Moody’s bumps sustainable bond forecast towards $1tn after record H1

Moody’s has raised its full-year forecast for sustainable bond issuance on the back of record volumes globally in the first half of the year, and now expects 2021 supply of labelled use-of-proceeds bonds and sustainability-linked bonds to approach $1tn.

Supply of labelled use-of-proceeds bonds reached $427bn (€363bn) in the first half of the year – more than double the $188bn of the same period last year – and the rating agency now anticipates for the fully year around $450bn in green bonds, and $200bn each in social bonds and sustainability bonds. Sustainability-linked issuance could meanwhile add more than $100bn.

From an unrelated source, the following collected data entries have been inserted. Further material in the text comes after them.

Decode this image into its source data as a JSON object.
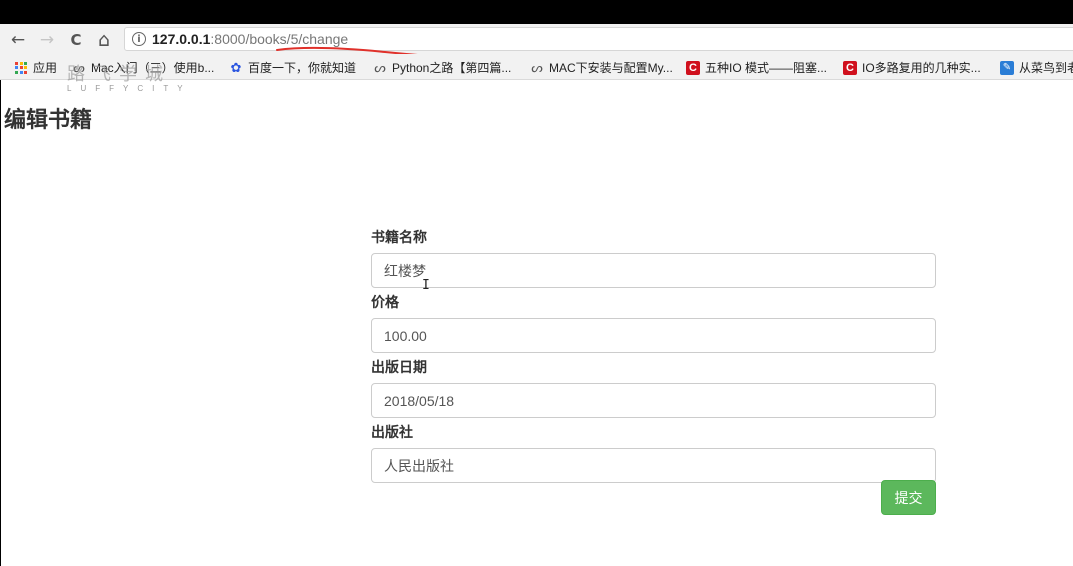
{
  "browser": {
    "url_host": "127.0.0.1",
    "url_port": ":8000",
    "url_path": "/books/5/change",
    "info_symbol": "i",
    "back_symbol": "←",
    "forward_symbol": "→",
    "reload_symbol": "C",
    "home_symbol": "⌂"
  },
  "bookmarks": [
    {
      "label": "应用",
      "icon": "apps-grid-icon"
    },
    {
      "label": "Mac入门（三）使用b...",
      "icon": "cnblogs-icon"
    },
    {
      "label": "百度一下，你就知道",
      "icon": "baidu-paw-icon"
    },
    {
      "label": "Python之路【第四篇...",
      "icon": "cnblogs-icon"
    },
    {
      "label": "MAC下安装与配置My...",
      "icon": "cnblogs-icon"
    },
    {
      "label": "五种IO 模式——阻塞...",
      "icon": "csdn-icon",
      "icon_text": "C"
    },
    {
      "label": "IO多路复用的几种实...",
      "icon": "csdn-icon",
      "icon_text": "C"
    },
    {
      "label": "从菜鸟到老",
      "icon": "note-icon"
    }
  ],
  "watermark": {
    "cn": "路飞学城",
    "en": "LUFFYCITY"
  },
  "page": {
    "title": "编辑书籍",
    "fields": [
      {
        "label": "书籍名称",
        "value": "红楼梦"
      },
      {
        "label": "价格",
        "value": "100.00"
      },
      {
        "label": "出版日期",
        "value": "2018/05/18"
      },
      {
        "label": "出版社",
        "value": "人民出版社"
      }
    ],
    "submit_label": "提交",
    "text_cursor": "I"
  },
  "colors": {
    "submit_bg": "#5cb85c",
    "annotation_line": "#e0312b",
    "apps_grid": [
      "#e94235",
      "#fbbc05",
      "#34a853",
      "#4285f4",
      "#e94235",
      "#fbbc05",
      "#34a853",
      "#4285f4",
      "#e94235"
    ]
  }
}
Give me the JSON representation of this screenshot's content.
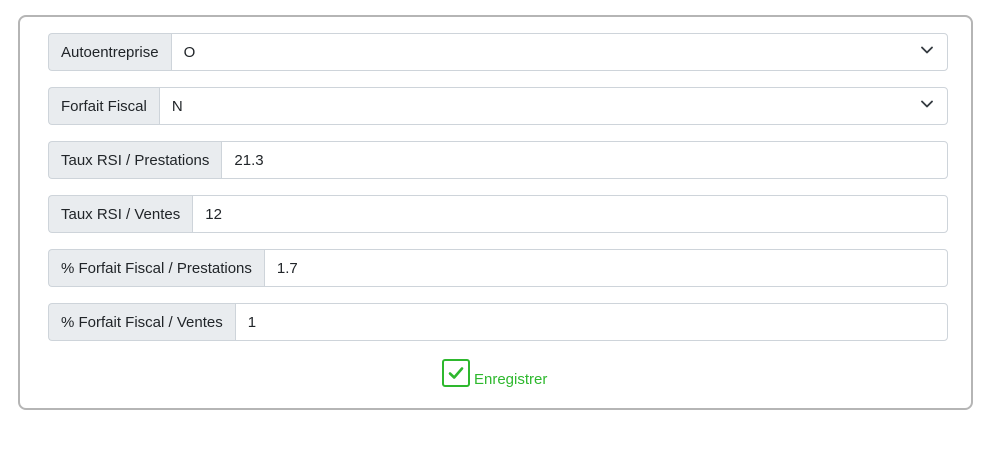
{
  "form": {
    "fields": [
      {
        "label": "Autoentreprise",
        "value": "O",
        "type": "select"
      },
      {
        "label": "Forfait Fiscal",
        "value": "N",
        "type": "select"
      },
      {
        "label": "Taux RSI / Prestations",
        "value": "21.3",
        "type": "input"
      },
      {
        "label": "Taux RSI / Ventes",
        "value": "12",
        "type": "input"
      },
      {
        "label": "% Forfait Fiscal / Prestations",
        "value": "1.7",
        "type": "input"
      },
      {
        "label": "% Forfait Fiscal / Ventes",
        "value": "1",
        "type": "input"
      }
    ],
    "save_label": "Enregistrer"
  },
  "icons": {
    "select_arrow": "chevron-down-icon",
    "save": "check-icon"
  },
  "colors": {
    "accent_green": "#2eb82e",
    "addon_bg": "#e9ecef",
    "border": "#ced4da"
  }
}
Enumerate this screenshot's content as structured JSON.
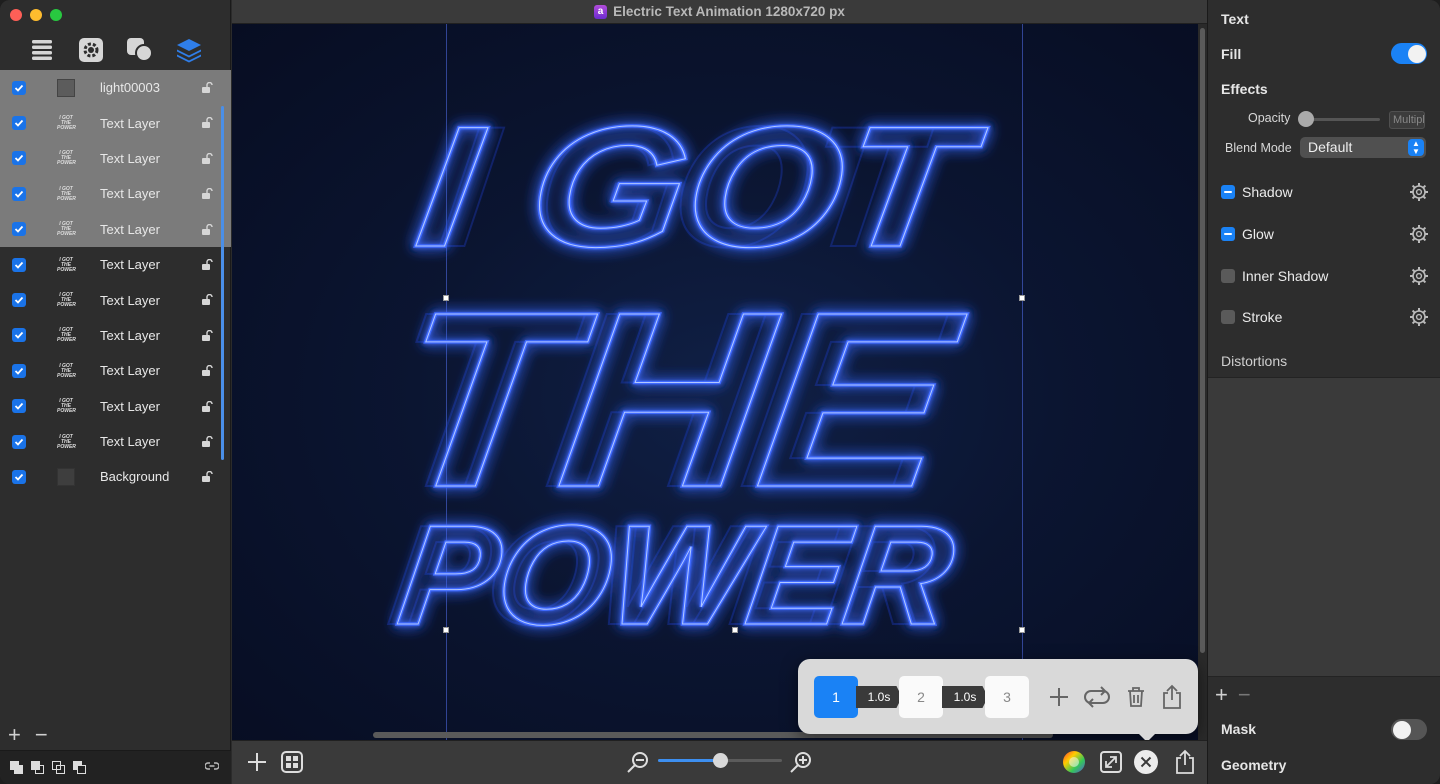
{
  "window": {
    "title": "Electric Text Animation 1280x720 px",
    "app_icon_letter": "a"
  },
  "sidebar": {
    "tools": [
      "list-icon",
      "gear-icon",
      "shapes-icon",
      "layers-icon"
    ],
    "layers": [
      {
        "name": "light00003",
        "thumb": "gray",
        "selected": true
      },
      {
        "name": "Text Layer",
        "thumb": "text",
        "selected": true
      },
      {
        "name": "Text Layer",
        "thumb": "text",
        "selected": true
      },
      {
        "name": "Text Layer",
        "thumb": "text",
        "selected": true
      },
      {
        "name": "Text Layer",
        "thumb": "text",
        "selected": true
      },
      {
        "name": "Text Layer",
        "thumb": "text",
        "selected": false
      },
      {
        "name": "Text Layer",
        "thumb": "text",
        "selected": false
      },
      {
        "name": "Text Layer",
        "thumb": "text",
        "selected": false
      },
      {
        "name": "Text Layer",
        "thumb": "text",
        "selected": false
      },
      {
        "name": "Text Layer",
        "thumb": "text",
        "selected": false
      },
      {
        "name": "Text Layer",
        "thumb": "text",
        "selected": false
      },
      {
        "name": "Background",
        "thumb": "dark",
        "selected": false
      }
    ],
    "thumb_text": [
      "I GOT",
      "THE",
      "POWER"
    ],
    "add_label": "+",
    "remove_label": "−"
  },
  "canvas": {
    "lines": [
      "I GOT",
      "THE",
      "POWER"
    ],
    "neon_color": "#1f4bff",
    "background_color": "#0b1531"
  },
  "keyframes": {
    "frames": [
      {
        "label": "1",
        "active": true
      },
      {
        "label": "2",
        "active": false
      },
      {
        "label": "3",
        "active": false
      }
    ],
    "durations": [
      "1.0s",
      "1.0s"
    ]
  },
  "inspector": {
    "section_title": "Text",
    "fill_label": "Fill",
    "fill_on": true,
    "effects_label": "Effects",
    "opacity_label": "Opacity",
    "opacity_value": 0,
    "opacity_field": "Multiply",
    "blend_label": "Blend Mode",
    "blend_value": "Default",
    "effects": [
      {
        "name": "Shadow",
        "enabled": true
      },
      {
        "name": "Glow",
        "enabled": true
      },
      {
        "name": "Inner Shadow",
        "enabled": false
      },
      {
        "name": "Stroke",
        "enabled": false
      }
    ],
    "distortions_label": "Distortions",
    "mask_label": "Mask",
    "mask_on": false,
    "geometry_label": "Geometry",
    "add_label": "+",
    "remove_label": "−"
  },
  "colors": {
    "accent": "#1a82f5",
    "selection": "#7b7b7b"
  }
}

“Following record first-half issuance, we still expect sustainable bonds to account for around 8% to 10% of global debt issuance in 2021, as issuers across all segments of the market continue to explore how they can link their capital markets activities with their sustainability objectives,” said Moody’s analyst Matthew Kuchtyak.

Full-year supply of $850bn for green, social and sustainability bonds would represent a new annual record, 59% more than the $533bn issued in 2020.

Quarterly issuance of green, social and sustainability bonds 2018-2021

Sources: Moody’s Investors Service, Climate Bonds Initiative and Dealogic

Green bond volumes of $94bn in the second quarter were 10% lower than the $105bn of the first quarter, but 48% higher than the first quarter of 2020, Moody’s noted. The aggregate $199bn of green bonds in the first half was 78% up on the corresponding period of 2020, when the effects of the Covid-19 pandemic were pronounced and the resulting economic slowdown meant reduced green bond issuance.

Social bond issuance of $46bn in the second quarter was 49% lower than in the first quarter, but supply of $136bn in the first half nearly eclipsed the $144bn issued across 2020. Moody’s highlighted the concentration of social bond issuance in the hands of three big issuers – the European Union and French public finance agencies Caisse d’Amortissement de la Dette Sociale (CADES) and UNEDIC – and how their volumes – which fell from $78bn in the first quarter to $28bn in the second – affect supply.

“Nevertheless, we anticipate that social bonds will remain a viable alternative for issuers across a wide swath of sectors, especially as market standards continue to evolve and impact measurement techniques are refined,” the rating agency added.

Sustainability bonds set a new record of $49bn in the second quarter, up from $43bn in the first quarter and more than double the $21bn issued in the corresponding period of 2020. The $92bn issued in the first half of this year was more than 150% higher than the first half of last year.

“A greater focus on corporate sustainability and stakeholder capitalism will continue to support growth in sustainability bonds, with greater participation from a wide range of issuers aiming to highlight both their environmental and social objectives,” said Moody’s.

The second quarter also saw record volumes of sustainability-linked bonds (SLBs) and loans, with SLB supply of $31bn more than three times the $9bn issued in the first quarter.

“Although these structures are newer than their use-of-proceeds counterparts, issuance levels continue to surge because issuers increasingly view these instruments as viable sustainable debt alternatives that allow them to appeal to sustainability-minded investors, while maintaining the flexibility of debt issuance for general corporate purposes,” the rating agency said.

According to Moody’s, the development of market standards, ambitious corporate agendas, and strong investor demand are among factors supporting the growth of the SLB market. However, it highlighted challenges that could impede growth and credibility, including selection of key performance indicators (KPIs), robustness of sustainability performance targets (SPTs), and the relevance of instrument structure and financial characteristics selected by issuers.

“We anticipate investor scrutiny of these elements will only increase as the market continues to grow and mature,” the rating agency said.

Moody’s noted that in conjunction with the EU’s renewed sustainable finance strategy announced on 6 July, the European Commission has put forward a legislative proposal for an EU Green Bond Standard (EU GBS), aiming to create a “gold standard” for issuance in alignment with the EU Taxonomy that will be voluntary and open to all jurisdictions.

“While linking project eligibility to the detailed criteria and thresholds outlined in the EU sustainable finance taxonomy will likely build investor trust over time by allaying concerns around greenwashing,” it added, “the usability of the taxonomy is a potential impediment to widescale adoption of the EU GBS.”